The second was by the same appellant against the same respondent upon an open account, alleging a balance due thereon from respondent to appellant in the sum of $71,447.68, which, it was alleged, appellant, at the special instance and request of respondent, had from time to time advanced to respondent for its use and benefit, in setting up an arrangement for the installation and demonstration of telechronometer in[470]*470struments at the Everett exchange of appellant, in carrying on its business and in payment of labor and for material, supplies and expenses, which it was agreed should be repaid. It is also alleged that respondent is insolvent, has no income, and cannot pay its indebtedness, and that its officers are conducting its business in an extravagant manner, paying exorbitant salaries, borrowing money for that purpose, and issuing notes of the company therefor. Judgment is prayed for the amount of the account, and the appointment of a receiver for respondent.

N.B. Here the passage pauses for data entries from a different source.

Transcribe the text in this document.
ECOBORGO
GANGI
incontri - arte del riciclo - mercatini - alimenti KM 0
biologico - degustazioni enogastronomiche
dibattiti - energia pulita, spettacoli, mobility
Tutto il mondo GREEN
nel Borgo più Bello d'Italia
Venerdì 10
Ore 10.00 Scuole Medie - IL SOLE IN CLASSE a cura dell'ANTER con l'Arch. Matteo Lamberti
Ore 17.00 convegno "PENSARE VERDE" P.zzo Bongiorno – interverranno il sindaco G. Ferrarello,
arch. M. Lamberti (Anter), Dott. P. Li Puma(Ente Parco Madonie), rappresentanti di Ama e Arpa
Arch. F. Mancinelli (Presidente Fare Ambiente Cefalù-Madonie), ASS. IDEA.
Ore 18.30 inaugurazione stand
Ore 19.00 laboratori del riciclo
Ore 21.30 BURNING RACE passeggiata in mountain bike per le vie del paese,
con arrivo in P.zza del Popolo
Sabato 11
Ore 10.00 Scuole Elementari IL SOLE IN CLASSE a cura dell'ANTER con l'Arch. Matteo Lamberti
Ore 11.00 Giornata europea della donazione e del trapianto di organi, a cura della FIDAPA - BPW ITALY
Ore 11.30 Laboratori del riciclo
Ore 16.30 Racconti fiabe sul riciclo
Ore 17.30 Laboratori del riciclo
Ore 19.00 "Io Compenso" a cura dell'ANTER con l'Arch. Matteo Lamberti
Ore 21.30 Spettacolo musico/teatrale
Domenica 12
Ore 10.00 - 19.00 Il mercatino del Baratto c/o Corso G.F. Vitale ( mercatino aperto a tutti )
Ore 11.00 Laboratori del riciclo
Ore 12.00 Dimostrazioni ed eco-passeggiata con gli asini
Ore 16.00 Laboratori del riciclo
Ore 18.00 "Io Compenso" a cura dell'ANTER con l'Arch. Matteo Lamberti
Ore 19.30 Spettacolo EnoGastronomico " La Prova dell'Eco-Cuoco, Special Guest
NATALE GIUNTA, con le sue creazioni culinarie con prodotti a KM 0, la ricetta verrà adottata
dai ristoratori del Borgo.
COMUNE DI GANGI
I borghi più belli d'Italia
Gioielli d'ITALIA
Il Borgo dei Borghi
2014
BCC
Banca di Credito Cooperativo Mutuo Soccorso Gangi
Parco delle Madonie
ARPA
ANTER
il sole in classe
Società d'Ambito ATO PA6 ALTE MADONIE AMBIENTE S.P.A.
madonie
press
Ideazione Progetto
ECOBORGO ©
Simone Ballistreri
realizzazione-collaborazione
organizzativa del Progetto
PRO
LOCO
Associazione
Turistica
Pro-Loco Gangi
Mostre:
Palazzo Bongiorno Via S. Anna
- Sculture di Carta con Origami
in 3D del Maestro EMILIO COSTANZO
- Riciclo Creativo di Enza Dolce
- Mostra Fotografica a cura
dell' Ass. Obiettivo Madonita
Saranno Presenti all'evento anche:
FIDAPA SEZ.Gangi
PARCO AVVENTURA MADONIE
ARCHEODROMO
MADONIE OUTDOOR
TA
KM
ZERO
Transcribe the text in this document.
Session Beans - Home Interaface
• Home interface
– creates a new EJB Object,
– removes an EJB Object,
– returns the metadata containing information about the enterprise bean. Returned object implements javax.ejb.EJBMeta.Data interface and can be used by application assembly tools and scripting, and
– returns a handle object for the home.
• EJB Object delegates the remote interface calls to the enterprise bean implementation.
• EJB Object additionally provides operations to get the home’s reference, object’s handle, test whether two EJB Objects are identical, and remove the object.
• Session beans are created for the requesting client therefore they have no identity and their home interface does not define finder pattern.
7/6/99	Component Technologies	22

In this action, Garrison Babcock intervened, demanding damages in the sum of $500,000; or, in the alternative, the return to him of all stock held by appellant company in the defendant company, and for judgment against the appellant company in the sum of $100,000, and costs and disbursements; and that relief be denied appellant, and that no receiver be appointed at the suit of appellant.

The Telechronometer Company of Washington, a corporation, also intervened, demanding an accounting of appellant, and other relief.

In the action on the note, respondent, in its answer, after traversing certain allegations, set up five affirmative defenses:

(1) That the note was executed by Garrison Babcock as vice-president of the corporation, without authority.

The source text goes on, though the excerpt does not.